Enciclopédias



"Colocadas em fila, uma após a outra, as enciclopédias de hoje, de ontem e de transantontem representam imagens sucessivas de mundos paralisados, gestos interrompidos no seu movimento, palavras à procura do seu último ou penúltimo sentido. As enciclopédias são como ciclogramas imutáveis, máquinas de mostrar prodigiosas cujos carretes se bloquearam e exibem com uma espécie de maníaca fixidez uma paisagem que, assim condenada a ser só, para todo o sempre, aquilo que tinha sido, se irá tornando ao mesmo tempo mais velha, mais caduca e mais desnecessária." (SARAMAGO,2000: 74)

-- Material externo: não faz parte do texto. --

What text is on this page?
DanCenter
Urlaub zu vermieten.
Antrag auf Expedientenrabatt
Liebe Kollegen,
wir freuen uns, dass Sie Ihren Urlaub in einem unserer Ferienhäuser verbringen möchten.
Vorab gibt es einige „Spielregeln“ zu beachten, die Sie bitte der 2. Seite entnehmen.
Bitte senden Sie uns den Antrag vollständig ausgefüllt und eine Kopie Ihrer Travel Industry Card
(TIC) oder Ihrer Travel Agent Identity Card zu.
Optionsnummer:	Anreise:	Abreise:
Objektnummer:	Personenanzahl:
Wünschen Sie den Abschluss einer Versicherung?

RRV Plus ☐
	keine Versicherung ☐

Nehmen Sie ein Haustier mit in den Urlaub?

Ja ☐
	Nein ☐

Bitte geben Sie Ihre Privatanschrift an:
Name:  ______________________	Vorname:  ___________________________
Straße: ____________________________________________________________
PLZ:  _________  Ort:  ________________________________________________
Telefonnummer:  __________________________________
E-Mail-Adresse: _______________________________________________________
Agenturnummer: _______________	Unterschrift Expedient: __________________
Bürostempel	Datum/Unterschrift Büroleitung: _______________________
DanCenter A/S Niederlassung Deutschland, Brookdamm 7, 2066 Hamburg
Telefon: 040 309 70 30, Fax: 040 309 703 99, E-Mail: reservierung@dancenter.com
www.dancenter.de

Em poucas palavras, de forma brilhante, Saramago expõe a funcionalidade ou falta de, além de algo muito mais profundo que se apresenta em suas palavras, representadas pelas ditas enciclopédias. Poderia ser utilizado outro exemplo, outro objeto, mas a enciclopédia em si traz algo peculiar a esta análise.
Pois a enciclopédia, apresenta o que foi de forma grandiosa, como se englobasse toda a realidade que um dia existiu e que pudesse assim transpor a posteriori para usufruto das gerações vindouras.
Na verdade, ela apenas traz um ínfimo generalismo que se desfaz conforme as páginas amareladas e carcomidas pelo tempo. Todo aquele passado ali, paralisado, que doce ilusão, pois se o vemos passado, já não o é.
Parecem cópias que se desprenderam ou talvez tenham se fixado, impressas e expressas diante de nossos olhos que buscam a significação dessa semiótica esotérica.
E nós observamos ali, na estante, paradas, ou movendo-se sem que possamos perceber, nos deslumbrando com a estagnação daquele tempo de outrora e nos surpreendendo com sua paralisia de agora.
Pergunta a si próprio, se um dia também irá fazer parte destes objetos, ou talvez ali, apenas estejam impressos pareceres que não lhe dizem respeito, ou que não dizem respeito a sua evidência transcrita através deles.
Os dias passam, também sinto-me escrevendo as próprias páginas dessa enciclopédia ambulante de minha vida, minha memória armazena o que julgo necessário, tais recordações também se estagnam e por mais que eu as apresente a outros, eles também observam a decrepitude de minhas lembranças diante do hoje-manifesto.
Eu continuo a me escrever enquanto tiver tempo-de-uso, vocês continuam a ler, assim como eu faço com vocês, todos enciclopédias-vivas, como disse uma vez Dostoiévski: "plágios mútuos", até o dia que chegaremos ao apêndice final, quando a nova edição será acrescida pelos que virão.
Descrevendo nossa existência como se tivesse sido uma vida, como disse Sartre: 'vivida entre parênteses", sem nunca ter sido, sendo relegada a este ciclograma imutável de uma vida sem Ente.

Referência Bibliográfica:

SARAMAGO, José. A Caverna: contos. São Paulo: Companhia das Letras, 2000.